Horst Tappert, who played the beloved baggy-eyed detective from 1974 to 1998 in a program that ran in more than 100 countries, was a member of an SS tank regiment on the Russian front, according to the report.
According to archives listing next-of-kin for Wehrmacht soldiers, Tappert joined the Waffen SS at the latest in 1943, the newspaper said. Tappert died in 2008.
Several prominent Germans kept quiet after the war about their service in the Waffen SS, an elite corps responsible for some of the Nazis' worst atrocities.
"In his memoirs as well as in all his public remarks on the war years, Tappert never made mention of this," the newspaper said.
"In an interview he said he was a medic and was taken prisoner at the end of the war."
The report was based on the findings of sociologist Joerg Becker, who, while working on a biography of another academic, Elisabeth Noelle-Neumann, looked into the personal histories of members of a theatre company she co-founded.

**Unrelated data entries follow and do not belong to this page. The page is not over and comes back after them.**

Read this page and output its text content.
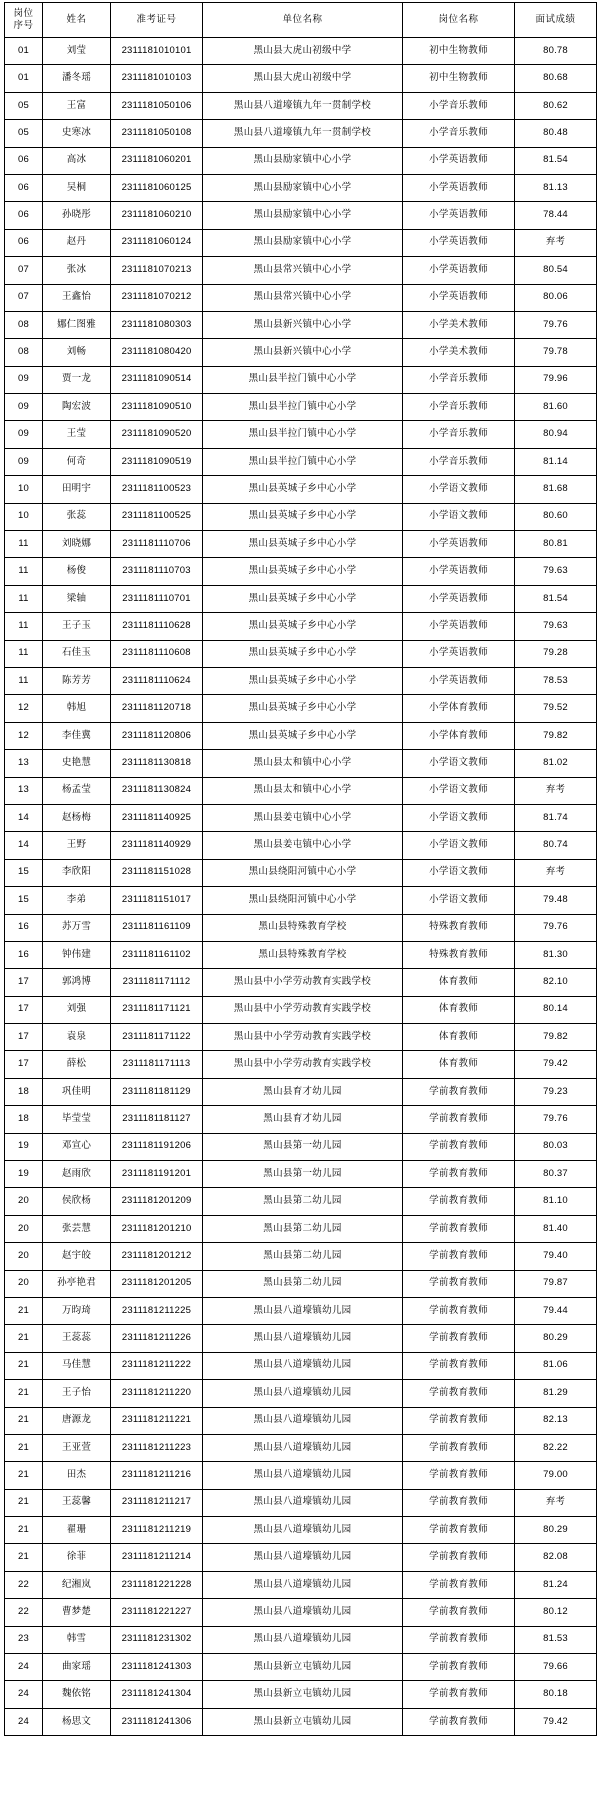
岗位
序号	姓名	准考证号	单位名称	岗位名称	面试成绩
01	刘莹	2311181010101	黑山县大虎山初级中学	初中生物教师	80.78
01	潘冬瑶	2311181010103	黑山县大虎山初级中学	初中生物教师	80.68
05	王富	2311181050106	黑山县八道壕镇九年一贯制学校	小学音乐教师	80.62
05	史寒冰	2311181050108	黑山县八道壕镇九年一贯制学校	小学音乐教师	80.48
06	高冰	2311181060201	黑山县励家镇中心小学	小学英语教师	81.54
06	吴桐	2311181060125	黑山县励家镇中心小学	小学英语教师	81.13
06	孙晓彤	2311181060210	黑山县励家镇中心小学	小学英语教师	78.44
06	赵丹	2311181060124	黑山县励家镇中心小学	小学英语教师	弃考
07	张冰	2311181070213	黑山县常兴镇中心小学	小学英语教师	80.54
07	王鑫怡	2311181070212	黑山县常兴镇中心小学	小学英语教师	80.06
08	娜仁图雅	2311181080303	黑山县新兴镇中心小学	小学美术教师	79.76
08	刘畅	2311181080420	黑山县新兴镇中心小学	小学美术教师	79.78
09	贾一龙	2311181090514	黑山县半拉门镇中心小学	小学音乐教师	79.96
09	陶宏波	2311181090510	黑山县半拉门镇中心小学	小学音乐教师	81.60
09	王莹	2311181090520	黑山县半拉门镇中心小学	小学音乐教师	80.94
09	何奇	2311181090519	黑山县半拉门镇中心小学	小学音乐教师	81.14
10	田明宇	2311181100523	黑山县英城子乡中心小学	小学语文教师	81.68
10	张蕊	2311181100525	黑山县英城子乡中心小学	小学语文教师	80.60
11	刘晓娜	2311181110706	黑山县英城子乡中心小学	小学英语教师	80.81
11	杨俊	2311181110703	黑山县英城子乡中心小学	小学英语教师	79.63
11	梁轴	2311181110701	黑山县英城子乡中心小学	小学英语教师	81.54
11	王子玉	2311181110628	黑山县英城子乡中心小学	小学英语教师	79.63
11	石佳玉	2311181110608	黑山县英城子乡中心小学	小学英语教师	79.28
11	陈芳芳	2311181110624	黑山县英城子乡中心小学	小学英语教师	78.53
12	韩旭	2311181120718	黑山县英城子乡中心小学	小学体育教师	79.52
12	李佳冀	2311181120806	黑山县英城子乡中心小学	小学体育教师	79.82
13	史艳慧	2311181130818	黑山县太和镇中心小学	小学语文教师	81.02
13	杨孟莹	2311181130824	黑山县太和镇中心小学	小学语文教师	弃考
14	赵杨梅	2311181140925	黑山县姜屯镇中心小学	小学语文教师	81.74
14	王野	2311181140929	黑山县姜屯镇中心小学	小学语文教师	80.74
15	李欣阳	2311181151028	黑山县绕阳河镇中心小学	小学语文教师	弃考
15	李弟	2311181151017	黑山县绕阳河镇中心小学	小学语文教师	79.48
16	苏万雪	2311181161109	黑山县特殊教育学校	特殊教育教师	79.76
16	钟伟建	2311181161102	黑山县特殊教育学校	特殊教育教师	81.30
17	郭鸿博	2311181171112	黑山县中小学劳动教育实践学校	体育教师	82.10
17	刘强	2311181171121	黑山县中小学劳动教育实践学校	体育教师	80.14
17	袁泉	2311181171122	黑山县中小学劳动教育实践学校	体育教师	79.82
17	薛松	2311181171113	黑山县中小学劳动教育实践学校	体育教师	79.42
18	巩佳明	2311181181129	黑山县育才幼儿园	学前教育教师	79.23
18	毕莹莹	2311181181127	黑山县育才幼儿园	学前教育教师	79.76
19	邓宣心	2311181191206	黑山县第一幼儿园	学前教育教师	80.03
19	赵雨欣	2311181191201	黑山县第一幼儿园	学前教育教师	80.37
20	侯欣杨	2311181201209	黑山县第二幼儿园	学前教育教师	81.10
20	张芸慧	2311181201210	黑山县第二幼儿园	学前教育教师	81.40
20	赵宇皎	2311181201212	黑山县第二幼儿园	学前教育教师	79.40
20	孙亭艳君	2311181201205	黑山县第二幼儿园	学前教育教师	79.87
21	万昀琦	2311181211225	黑山县八道壕镇幼儿园	学前教育教师	79.44
21	王蕊蕊	2311181211226	黑山县八道壕镇幼儿园	学前教育教师	80.29
21	马佳慧	2311181211222	黑山县八道壕镇幼儿园	学前教育教师	81.06
21	王子怡	2311181211220	黑山县八道壕镇幼儿园	学前教育教师	81.29
21	唐源龙	2311181211221	黑山县八道壕镇幼儿园	学前教育教师	82.13
21	王亚萱	2311181211223	黑山县八道壕镇幼儿园	学前教育教师	82.22
21	田杰	2311181211216	黑山县八道壕镇幼儿园	学前教育教师	79.00
21	王蕊馨	2311181211217	黑山县八道壕镇幼儿园	学前教育教师	弃考
21	翟珊	2311181211219	黑山县八道壕镇幼儿园	学前教育教师	80.29
21	徐菲	2311181211214	黑山县八道壕镇幼儿园	学前教育教师	82.08
22	纪湘岚	2311181221228	黑山县八道壕镇幼儿园	学前教育教师	81.24
22	曹梦楚	2311181221227	黑山县八道壕镇幼儿园	学前教育教师	80.12
23	韩雪	2311181231302	黑山县八道壕镇幼儿园	学前教育教师	81.53
24	曲家瑶	2311181241303	黑山县新立屯镇幼儿园	学前教育教师	79.66
24	魏依铭	2311181241304	黑山县新立屯镇幼儿园	学前教育教师	80.18
24	杨思文	2311181241306	黑山县新立屯镇幼儿园	学前教育教师	79.42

Tappert belonged to the troupe in 1947. When Becker examined the archives of the notification service for next-of-kin of Wehrmacht soldiers in case they were killed in action (WASt), the researcher found the actor's name.
The Berlin-based WASt, which also has vast files on soldiers who survived the war, said Tappert started as a reservist in an anti-aircraft battery before joining the tank regiment.
Association with Hitler's SS has come back to haunt other high-profile Germans.
A Nobel laureate, Gunter Grass, saw his substantial moral authority undermined by his 2006 admission, six decades after World War II, that he had been a member of the Waffen SS as a 17-year-old.